The World Health Organisation has convened a group of experts to fast-track promising tests, drugs and vaccines to help slow the outbreak of a new coronavirus that emerged in China.
The coronavirus, which has spread to two dozen other countries, was only identified late last year in the Chinese city of Wuhan and there are no licensed drugs or vaccines.
Diagnostic tests have been developed by several laboratories, but there are no rapid tests available.
To date, the virus has infected more than 42,000 people and killed 1,007, with 99% of the cases found in China.
Two dozen other countries have reported 393 cases of the virus, with one death in the Philippines.
WHO director-general Tedros Adhanom Ghebreyesus said the epidemic was “very much an emergency” for China but also “one that holds a very grave threat for the rest of the world”.
He said there was still a window of opportunity to shut down the outbreak.
At least 60 million people in central China are in a government-ordered lockdown aimed at halting the spread of the virus and health authorities around the world are racing to track down the contacts of infected people.
In Japan, more than 3,700 people remain quarantined aboard a cruise ship in Yokohama, south of Tokyo, after dozens of passengers tested positive for the virus.
“It’s hard to believe that just two months ago, this virus – which has come to captivate the attention of media, financial markets and political leaders – was completely unknown to us,” said Mr Tedros.

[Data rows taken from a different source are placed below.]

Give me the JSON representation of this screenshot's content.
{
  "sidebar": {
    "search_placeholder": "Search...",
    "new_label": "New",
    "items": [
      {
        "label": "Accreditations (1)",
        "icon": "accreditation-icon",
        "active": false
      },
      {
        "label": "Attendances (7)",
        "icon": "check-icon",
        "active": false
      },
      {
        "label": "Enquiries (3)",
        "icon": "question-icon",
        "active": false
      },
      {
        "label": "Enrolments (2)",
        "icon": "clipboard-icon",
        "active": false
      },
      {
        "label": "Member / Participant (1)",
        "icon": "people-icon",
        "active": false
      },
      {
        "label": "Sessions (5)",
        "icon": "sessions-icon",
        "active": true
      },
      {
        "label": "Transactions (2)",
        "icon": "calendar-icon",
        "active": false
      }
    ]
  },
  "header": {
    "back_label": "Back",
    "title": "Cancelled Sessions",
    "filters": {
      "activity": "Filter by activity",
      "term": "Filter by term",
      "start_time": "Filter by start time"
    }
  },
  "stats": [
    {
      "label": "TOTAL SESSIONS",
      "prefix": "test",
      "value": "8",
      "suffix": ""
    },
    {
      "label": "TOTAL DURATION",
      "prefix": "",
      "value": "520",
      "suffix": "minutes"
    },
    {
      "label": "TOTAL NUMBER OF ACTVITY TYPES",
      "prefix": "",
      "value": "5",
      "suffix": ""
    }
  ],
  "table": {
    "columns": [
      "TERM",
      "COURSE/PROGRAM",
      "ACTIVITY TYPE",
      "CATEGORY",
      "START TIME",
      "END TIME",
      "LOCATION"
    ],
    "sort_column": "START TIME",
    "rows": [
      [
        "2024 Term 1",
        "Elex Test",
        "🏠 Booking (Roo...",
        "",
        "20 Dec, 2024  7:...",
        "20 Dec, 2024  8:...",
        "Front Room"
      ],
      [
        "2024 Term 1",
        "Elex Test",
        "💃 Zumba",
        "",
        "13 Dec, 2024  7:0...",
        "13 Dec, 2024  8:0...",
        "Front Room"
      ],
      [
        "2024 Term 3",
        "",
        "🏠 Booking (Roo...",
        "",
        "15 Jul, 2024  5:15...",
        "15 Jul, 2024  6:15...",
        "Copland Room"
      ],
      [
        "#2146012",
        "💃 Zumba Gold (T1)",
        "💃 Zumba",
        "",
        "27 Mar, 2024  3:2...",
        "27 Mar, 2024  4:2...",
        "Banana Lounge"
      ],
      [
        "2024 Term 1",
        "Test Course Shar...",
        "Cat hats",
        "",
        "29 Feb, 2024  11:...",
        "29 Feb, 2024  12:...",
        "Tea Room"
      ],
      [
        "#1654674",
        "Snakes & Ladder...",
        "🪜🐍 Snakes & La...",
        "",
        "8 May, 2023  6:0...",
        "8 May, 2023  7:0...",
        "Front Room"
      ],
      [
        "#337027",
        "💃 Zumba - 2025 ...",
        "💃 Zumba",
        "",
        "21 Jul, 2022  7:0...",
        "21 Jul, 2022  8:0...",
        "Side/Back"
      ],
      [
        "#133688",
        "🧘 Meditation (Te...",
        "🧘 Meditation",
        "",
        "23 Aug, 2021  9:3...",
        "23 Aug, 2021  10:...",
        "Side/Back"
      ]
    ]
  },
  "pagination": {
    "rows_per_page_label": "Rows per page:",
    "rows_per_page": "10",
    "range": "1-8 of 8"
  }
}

The UN health agency said there were still many critical but unanswered questions about the virus, including what animals it came from, how exactly it is spread between people and how best to treat infected patients.
“To defeat this outbreak, we need answers to all those questions and more,” Mr Tedros said.
The two-day meeting will end on Wednesday.
Experts say it could still be months or even years before any approved treatments or vaccines are developed.